A change in perception of scientific disciplines by young professionals is critical. Perception impacts positively or negatively on working relationships and determines who gets support, attention and resources and who does not. A positive perception is critical to a healthy relationship with full mutual cooperation and benefits. Young professionals cannot do without support from established scholars and experts in their disciplines. Scholarly experts play an important role as mentors, reviewers, guides and advisors at the same time maintaining standards, evaluating the quality of work and safeguarding against misconduct acts. These checks and balances are essential for the advancement of scientific and professional knowledge.
Young professionals can take lessons from prominent world-class scientists. Notable names include the late Norman Bourlag, father of the Green Revolution,the late Wangari Maathai an environmentalist, Indian agriculturalist M. S. Swaminathan , the late rumen microbiologist James Bernard Russell of Cornell University, Gebisa Ejeta 2009 World Food Prize Laureate and Jud Heinrichs of The Pennsylvania State University a co-inventor of the Penn State Forage and Total Mixed Ration Particle Size Separator important in ruminant nutrition. Together with other scientists these individuals present valuable lessons to young professionals because of their outstanding and credible collaborative research in science and agriculture.

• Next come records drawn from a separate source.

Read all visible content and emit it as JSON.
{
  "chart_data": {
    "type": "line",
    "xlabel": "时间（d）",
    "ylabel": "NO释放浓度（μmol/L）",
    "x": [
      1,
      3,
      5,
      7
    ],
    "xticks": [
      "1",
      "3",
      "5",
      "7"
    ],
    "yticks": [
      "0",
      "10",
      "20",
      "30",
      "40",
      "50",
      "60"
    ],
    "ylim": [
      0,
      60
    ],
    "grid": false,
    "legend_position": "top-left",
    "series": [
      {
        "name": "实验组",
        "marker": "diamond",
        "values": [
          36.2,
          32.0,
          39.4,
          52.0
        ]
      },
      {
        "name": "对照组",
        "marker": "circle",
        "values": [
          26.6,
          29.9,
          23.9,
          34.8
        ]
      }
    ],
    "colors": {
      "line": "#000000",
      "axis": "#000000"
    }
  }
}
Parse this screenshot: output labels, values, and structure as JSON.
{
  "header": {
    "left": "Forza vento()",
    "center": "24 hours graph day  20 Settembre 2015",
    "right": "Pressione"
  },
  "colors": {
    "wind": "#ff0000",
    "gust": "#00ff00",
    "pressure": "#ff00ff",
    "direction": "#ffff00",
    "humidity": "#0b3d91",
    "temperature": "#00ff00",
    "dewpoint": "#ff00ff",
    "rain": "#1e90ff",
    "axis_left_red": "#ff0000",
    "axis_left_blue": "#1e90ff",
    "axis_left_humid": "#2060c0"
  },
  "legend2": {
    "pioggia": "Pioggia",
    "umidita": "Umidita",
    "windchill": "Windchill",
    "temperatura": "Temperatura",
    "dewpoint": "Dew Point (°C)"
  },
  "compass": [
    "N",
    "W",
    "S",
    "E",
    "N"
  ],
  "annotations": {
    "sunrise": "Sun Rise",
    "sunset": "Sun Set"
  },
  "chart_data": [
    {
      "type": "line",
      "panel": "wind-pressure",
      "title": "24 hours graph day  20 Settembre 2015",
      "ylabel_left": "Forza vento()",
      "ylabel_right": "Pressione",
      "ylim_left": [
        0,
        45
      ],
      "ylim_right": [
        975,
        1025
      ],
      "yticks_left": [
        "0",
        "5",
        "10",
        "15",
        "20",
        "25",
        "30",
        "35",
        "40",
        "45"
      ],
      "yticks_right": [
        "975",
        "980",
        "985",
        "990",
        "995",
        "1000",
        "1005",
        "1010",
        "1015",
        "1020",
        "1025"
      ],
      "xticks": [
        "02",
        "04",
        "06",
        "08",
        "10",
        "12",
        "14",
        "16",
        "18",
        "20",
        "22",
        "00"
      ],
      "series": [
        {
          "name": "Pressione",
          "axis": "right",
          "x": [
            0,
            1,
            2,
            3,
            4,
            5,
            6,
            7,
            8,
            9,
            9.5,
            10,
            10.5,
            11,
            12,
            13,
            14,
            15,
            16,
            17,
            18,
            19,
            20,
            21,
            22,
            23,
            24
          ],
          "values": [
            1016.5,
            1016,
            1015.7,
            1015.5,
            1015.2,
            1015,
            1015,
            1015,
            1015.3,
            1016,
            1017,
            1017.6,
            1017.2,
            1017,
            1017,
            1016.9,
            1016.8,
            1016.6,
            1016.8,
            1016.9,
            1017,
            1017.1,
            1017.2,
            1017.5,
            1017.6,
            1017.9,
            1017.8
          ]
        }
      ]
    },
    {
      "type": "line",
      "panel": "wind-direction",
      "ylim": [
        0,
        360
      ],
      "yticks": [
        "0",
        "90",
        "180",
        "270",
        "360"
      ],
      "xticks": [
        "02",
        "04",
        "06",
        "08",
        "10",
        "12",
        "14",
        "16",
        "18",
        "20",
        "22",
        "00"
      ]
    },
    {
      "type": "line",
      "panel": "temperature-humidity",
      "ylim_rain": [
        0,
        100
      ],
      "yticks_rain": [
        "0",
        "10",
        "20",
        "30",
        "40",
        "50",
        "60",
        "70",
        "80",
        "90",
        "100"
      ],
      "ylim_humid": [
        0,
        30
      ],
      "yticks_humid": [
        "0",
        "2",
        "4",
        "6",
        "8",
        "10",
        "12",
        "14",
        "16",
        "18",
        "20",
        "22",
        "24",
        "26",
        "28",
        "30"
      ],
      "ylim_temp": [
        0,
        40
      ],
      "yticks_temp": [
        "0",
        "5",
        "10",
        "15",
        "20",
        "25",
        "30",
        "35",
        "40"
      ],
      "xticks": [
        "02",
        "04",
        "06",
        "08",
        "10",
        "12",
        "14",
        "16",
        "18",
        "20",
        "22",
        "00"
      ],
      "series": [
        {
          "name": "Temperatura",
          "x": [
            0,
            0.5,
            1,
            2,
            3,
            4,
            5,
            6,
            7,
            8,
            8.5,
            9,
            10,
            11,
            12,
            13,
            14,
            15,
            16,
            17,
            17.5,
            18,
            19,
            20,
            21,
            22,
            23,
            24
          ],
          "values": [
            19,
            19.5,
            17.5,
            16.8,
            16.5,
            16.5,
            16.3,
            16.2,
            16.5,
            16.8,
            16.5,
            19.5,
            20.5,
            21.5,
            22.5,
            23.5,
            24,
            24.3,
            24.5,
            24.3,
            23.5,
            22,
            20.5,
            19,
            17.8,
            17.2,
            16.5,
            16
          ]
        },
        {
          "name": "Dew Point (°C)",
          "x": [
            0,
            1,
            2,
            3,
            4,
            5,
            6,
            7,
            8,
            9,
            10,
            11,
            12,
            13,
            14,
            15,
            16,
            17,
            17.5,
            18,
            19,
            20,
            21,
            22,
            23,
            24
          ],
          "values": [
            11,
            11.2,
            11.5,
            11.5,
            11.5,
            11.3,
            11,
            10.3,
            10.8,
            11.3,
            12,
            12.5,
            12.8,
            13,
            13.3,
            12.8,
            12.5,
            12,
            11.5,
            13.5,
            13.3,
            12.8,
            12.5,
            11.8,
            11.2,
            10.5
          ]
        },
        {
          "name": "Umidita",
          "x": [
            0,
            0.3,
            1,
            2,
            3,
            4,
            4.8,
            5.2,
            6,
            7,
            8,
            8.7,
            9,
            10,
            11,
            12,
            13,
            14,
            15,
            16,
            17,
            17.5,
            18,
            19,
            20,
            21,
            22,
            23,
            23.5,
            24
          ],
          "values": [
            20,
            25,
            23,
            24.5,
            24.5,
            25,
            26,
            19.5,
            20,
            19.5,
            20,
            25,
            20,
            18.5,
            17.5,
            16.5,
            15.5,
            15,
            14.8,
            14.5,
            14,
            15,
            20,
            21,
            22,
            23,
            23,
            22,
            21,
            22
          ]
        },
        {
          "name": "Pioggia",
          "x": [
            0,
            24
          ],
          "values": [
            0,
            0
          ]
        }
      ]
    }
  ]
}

In addition, institutions, private and public organizations and governments represent the ideal framework and guidelines for impact evaluation in agriculture.
Opportunity For A Paradigm Shift
World class contributions are done in a context where an individual has overcome barriers such as ethical issues, language, skills, training, geographical location and perception. An example of professionals with a paradigm shift is Doctors Without Borders an organization with professionals from different countries, different specialties, and different education systems all working together to improve health. The tide can be turned. In the words of Harvard Professor Calestous Juma , the question “how to turn knowledge into products, from research to the market place?” which he notes as critical for Africa’s development can equally be taken by young professionals across the globe. A mindset away from "pursuing irrelevant academic butterflies", is further encouraged.
Information communication and technology (ICTs) tools such as Web 2.0 when strategically used can help young professionals to share knowledge and reach a wider audience. ICTs when put in context, for example, in higher education this means greater chances of realizing uniform standards in teaching and learning modes. This also demands competence in using ICTs.
A vital piece for young agricultural professionals is remaining current with the information available in their specific field. With all the research and information available it is paramount to know the latest breakthroughs to ensure the knowledge is relevant. Young professionals should continuously ask themselves what skills they need, how they should use and apply them. It is insufficient to express willingness for realization of this paradigm; young professionals must be actors and fully involved in this goal.